For zsh, after `compinit`:

```sh
rootcell completion >> ~/.zshrc
```

For bash:

```sh
rootcell completion >> ~/.bashrc
```

### Changing Architecture

The default configuration is for Apple Silicon hosts with `aarch64-linux`
guests. For Intel Macs or x86 Linux guests, update these together:

- `system` in `flake.nix`
- The pi release tarball URL and hash in `home.nix`
- The image build outputs and release assets under `images/`

### Multiple Instances

Named instances are isolated from each other:

```bash
./rootcell --instance dev
./rootcell --instance review
```

Each instance gets its own VMs, state directory, CA, allowlists, Keychain mapping
file, control SSH key, private-link state, and `/24`.

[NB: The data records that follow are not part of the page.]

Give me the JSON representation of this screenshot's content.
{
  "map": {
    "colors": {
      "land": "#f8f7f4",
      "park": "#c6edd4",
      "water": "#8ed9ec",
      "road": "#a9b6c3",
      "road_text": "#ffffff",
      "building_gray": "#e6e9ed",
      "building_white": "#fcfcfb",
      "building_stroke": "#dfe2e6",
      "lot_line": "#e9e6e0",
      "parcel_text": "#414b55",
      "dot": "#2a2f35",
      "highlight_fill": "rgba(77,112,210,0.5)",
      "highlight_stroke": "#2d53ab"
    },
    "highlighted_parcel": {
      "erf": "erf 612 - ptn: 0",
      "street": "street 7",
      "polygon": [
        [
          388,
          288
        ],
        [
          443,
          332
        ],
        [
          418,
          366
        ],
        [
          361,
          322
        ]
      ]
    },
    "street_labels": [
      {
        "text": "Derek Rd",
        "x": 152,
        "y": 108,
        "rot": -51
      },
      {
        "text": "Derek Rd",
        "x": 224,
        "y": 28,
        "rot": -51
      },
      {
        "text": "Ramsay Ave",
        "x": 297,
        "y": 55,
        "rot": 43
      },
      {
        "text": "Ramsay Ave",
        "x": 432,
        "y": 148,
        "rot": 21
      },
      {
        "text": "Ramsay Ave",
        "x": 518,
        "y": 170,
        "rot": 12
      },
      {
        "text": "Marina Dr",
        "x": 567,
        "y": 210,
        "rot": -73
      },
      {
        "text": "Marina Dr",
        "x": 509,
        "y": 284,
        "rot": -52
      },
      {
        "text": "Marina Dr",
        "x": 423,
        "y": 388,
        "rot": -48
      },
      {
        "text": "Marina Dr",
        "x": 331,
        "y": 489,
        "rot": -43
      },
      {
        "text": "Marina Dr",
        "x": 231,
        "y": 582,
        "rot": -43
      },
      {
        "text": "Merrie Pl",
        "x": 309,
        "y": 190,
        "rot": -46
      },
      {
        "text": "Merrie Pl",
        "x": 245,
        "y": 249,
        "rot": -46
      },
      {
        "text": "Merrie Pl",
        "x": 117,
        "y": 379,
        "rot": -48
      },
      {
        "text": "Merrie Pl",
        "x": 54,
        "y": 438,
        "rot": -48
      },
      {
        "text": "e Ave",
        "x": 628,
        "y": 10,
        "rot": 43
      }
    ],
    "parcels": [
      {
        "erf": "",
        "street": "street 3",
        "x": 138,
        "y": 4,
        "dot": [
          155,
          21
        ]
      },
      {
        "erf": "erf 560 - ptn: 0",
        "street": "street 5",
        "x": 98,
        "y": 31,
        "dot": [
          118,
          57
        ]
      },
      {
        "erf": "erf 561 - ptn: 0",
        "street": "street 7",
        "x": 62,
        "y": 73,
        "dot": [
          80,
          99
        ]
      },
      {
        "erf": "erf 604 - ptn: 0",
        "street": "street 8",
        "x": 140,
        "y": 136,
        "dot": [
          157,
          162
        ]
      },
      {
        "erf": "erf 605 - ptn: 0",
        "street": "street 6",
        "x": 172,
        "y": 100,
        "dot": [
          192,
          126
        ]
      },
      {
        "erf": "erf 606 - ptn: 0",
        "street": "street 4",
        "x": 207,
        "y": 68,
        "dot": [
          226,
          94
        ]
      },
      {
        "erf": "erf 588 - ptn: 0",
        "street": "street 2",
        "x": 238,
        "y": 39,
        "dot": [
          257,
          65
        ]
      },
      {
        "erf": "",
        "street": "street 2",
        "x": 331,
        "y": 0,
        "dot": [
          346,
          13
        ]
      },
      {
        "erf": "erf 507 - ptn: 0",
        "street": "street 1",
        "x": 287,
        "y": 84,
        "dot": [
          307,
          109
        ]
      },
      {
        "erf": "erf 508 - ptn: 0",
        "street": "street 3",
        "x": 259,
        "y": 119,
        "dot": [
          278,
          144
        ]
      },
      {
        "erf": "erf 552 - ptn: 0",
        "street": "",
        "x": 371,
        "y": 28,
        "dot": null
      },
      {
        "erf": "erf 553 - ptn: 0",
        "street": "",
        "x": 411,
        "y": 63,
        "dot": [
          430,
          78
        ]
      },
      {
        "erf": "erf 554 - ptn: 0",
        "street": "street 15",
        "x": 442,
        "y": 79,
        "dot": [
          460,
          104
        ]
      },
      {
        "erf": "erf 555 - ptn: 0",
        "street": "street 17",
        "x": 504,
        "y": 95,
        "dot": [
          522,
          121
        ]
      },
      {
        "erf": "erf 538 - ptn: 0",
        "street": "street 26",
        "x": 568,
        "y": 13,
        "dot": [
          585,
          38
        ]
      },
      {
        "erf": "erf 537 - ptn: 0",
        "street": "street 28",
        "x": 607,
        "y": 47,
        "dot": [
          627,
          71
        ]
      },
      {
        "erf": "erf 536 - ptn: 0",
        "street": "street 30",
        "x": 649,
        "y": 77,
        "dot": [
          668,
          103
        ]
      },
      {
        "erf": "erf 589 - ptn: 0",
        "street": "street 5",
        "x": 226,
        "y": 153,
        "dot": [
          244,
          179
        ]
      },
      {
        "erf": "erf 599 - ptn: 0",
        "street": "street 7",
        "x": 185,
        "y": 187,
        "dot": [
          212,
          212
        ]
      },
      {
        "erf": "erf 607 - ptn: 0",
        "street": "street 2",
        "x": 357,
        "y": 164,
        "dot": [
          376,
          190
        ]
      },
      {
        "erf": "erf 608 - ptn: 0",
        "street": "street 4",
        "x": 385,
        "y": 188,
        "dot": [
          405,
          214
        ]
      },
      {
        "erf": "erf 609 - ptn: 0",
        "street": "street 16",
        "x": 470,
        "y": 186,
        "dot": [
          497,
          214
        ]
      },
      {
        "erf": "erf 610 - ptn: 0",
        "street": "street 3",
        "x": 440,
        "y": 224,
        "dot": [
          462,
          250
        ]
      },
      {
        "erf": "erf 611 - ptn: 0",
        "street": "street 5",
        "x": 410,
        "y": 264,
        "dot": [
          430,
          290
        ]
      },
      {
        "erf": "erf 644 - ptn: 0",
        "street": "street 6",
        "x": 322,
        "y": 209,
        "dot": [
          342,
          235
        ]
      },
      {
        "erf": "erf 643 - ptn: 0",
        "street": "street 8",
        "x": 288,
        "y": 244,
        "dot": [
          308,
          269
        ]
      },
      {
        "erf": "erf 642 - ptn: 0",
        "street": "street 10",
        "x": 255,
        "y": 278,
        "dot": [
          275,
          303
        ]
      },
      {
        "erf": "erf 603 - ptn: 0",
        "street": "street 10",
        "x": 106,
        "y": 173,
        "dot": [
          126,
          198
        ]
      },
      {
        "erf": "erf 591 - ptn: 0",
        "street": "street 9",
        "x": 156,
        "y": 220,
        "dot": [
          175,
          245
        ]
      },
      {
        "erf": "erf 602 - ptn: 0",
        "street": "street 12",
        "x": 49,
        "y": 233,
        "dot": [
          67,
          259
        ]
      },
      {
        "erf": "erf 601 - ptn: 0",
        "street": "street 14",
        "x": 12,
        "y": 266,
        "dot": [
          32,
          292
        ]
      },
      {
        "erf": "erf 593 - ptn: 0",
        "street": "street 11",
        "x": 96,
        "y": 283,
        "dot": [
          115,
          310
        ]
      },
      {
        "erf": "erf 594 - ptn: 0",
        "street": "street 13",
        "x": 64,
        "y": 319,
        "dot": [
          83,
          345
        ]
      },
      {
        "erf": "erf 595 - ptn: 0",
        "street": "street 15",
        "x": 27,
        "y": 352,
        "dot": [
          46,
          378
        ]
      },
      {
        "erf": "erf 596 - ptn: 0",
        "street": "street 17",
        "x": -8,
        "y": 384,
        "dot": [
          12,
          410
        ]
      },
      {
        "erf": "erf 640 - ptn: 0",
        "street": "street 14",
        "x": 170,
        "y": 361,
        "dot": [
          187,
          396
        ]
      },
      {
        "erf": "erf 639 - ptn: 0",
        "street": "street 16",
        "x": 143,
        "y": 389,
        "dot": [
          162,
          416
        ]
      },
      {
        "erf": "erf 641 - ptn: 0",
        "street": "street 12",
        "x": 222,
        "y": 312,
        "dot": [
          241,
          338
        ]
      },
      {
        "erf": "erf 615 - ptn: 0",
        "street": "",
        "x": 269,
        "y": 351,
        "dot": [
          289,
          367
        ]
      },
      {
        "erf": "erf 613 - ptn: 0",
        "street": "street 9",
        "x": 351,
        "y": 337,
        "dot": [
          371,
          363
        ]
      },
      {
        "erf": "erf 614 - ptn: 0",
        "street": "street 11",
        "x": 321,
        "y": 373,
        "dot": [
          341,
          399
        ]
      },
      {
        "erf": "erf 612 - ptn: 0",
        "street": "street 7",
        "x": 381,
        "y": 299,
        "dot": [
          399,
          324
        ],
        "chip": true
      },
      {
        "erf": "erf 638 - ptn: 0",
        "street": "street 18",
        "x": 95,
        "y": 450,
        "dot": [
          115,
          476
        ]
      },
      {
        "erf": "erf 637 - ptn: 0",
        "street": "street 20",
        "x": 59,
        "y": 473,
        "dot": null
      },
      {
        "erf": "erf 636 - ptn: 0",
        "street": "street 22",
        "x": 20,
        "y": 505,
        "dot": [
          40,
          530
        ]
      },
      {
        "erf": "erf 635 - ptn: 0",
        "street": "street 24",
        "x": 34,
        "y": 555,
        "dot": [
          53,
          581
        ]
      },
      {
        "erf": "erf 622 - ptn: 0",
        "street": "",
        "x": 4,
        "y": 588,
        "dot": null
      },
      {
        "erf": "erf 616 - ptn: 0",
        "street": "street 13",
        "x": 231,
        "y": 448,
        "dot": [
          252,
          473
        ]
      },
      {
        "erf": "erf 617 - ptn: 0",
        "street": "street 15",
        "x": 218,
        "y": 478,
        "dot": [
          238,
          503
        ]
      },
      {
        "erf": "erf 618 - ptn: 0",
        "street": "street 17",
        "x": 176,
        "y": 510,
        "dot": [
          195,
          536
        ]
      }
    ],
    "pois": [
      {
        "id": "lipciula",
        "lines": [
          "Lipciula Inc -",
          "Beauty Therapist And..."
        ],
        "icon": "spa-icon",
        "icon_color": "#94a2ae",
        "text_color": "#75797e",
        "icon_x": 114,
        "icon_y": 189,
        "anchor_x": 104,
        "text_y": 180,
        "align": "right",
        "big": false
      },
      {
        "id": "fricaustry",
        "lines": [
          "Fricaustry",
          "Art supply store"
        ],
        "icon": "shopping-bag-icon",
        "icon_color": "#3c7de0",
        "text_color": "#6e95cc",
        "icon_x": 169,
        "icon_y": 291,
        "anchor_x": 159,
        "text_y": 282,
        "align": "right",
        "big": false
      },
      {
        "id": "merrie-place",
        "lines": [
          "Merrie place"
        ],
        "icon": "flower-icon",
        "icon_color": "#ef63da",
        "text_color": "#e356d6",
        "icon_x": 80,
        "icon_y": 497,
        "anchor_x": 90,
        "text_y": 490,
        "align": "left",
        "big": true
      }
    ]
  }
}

The `default` instance migrates from legacy repo-local files on first run: if
`.env`, `secrets.env`, `proxy/allowed-*.txt`, or `pki/` already exist, rootcell
copies them into `.rootcell/instances/default/`. Named instances seed from the
checked-in defaults.

## Troubleshooting

See what the firewall is denying:

```bash
./rootcell --instance default spy
```

See formatted Bedrock Runtime requests and responses:

```bash
./rootcell spy
./rootcell spy --raw
./rootcell spy --tui
```

Check that firewall services are listening:

```bash
ssh -F .rootcell/instances/default/ssh/config rootcell-firewall -- \
"ss -tln '( sport = :8080 or sport = :8081 )' && ss -uln '( sport = :53 )'"
```

Test an HTTPS allowlist entry from inside the VM:

```bash
./rootcell -- curl -v https://example.com
```

Inspect the live allowlists inside the firewall VM:

```bash
ssh -F .rootcell/instances/default/ssh/config rootcell-firewall -- \
"cat /etc/agent-vm/allowed-https.txt && cat /etc/agent-vm/dnsmasq-allowlist.conf"
```

## License

Copyright (C) 2026 Jim Pudar.

rootcell is licensed under the GNU Affero General Public License v3.0 only
(`AGPL-3.0-only`). See [LICENSE](LICENSE).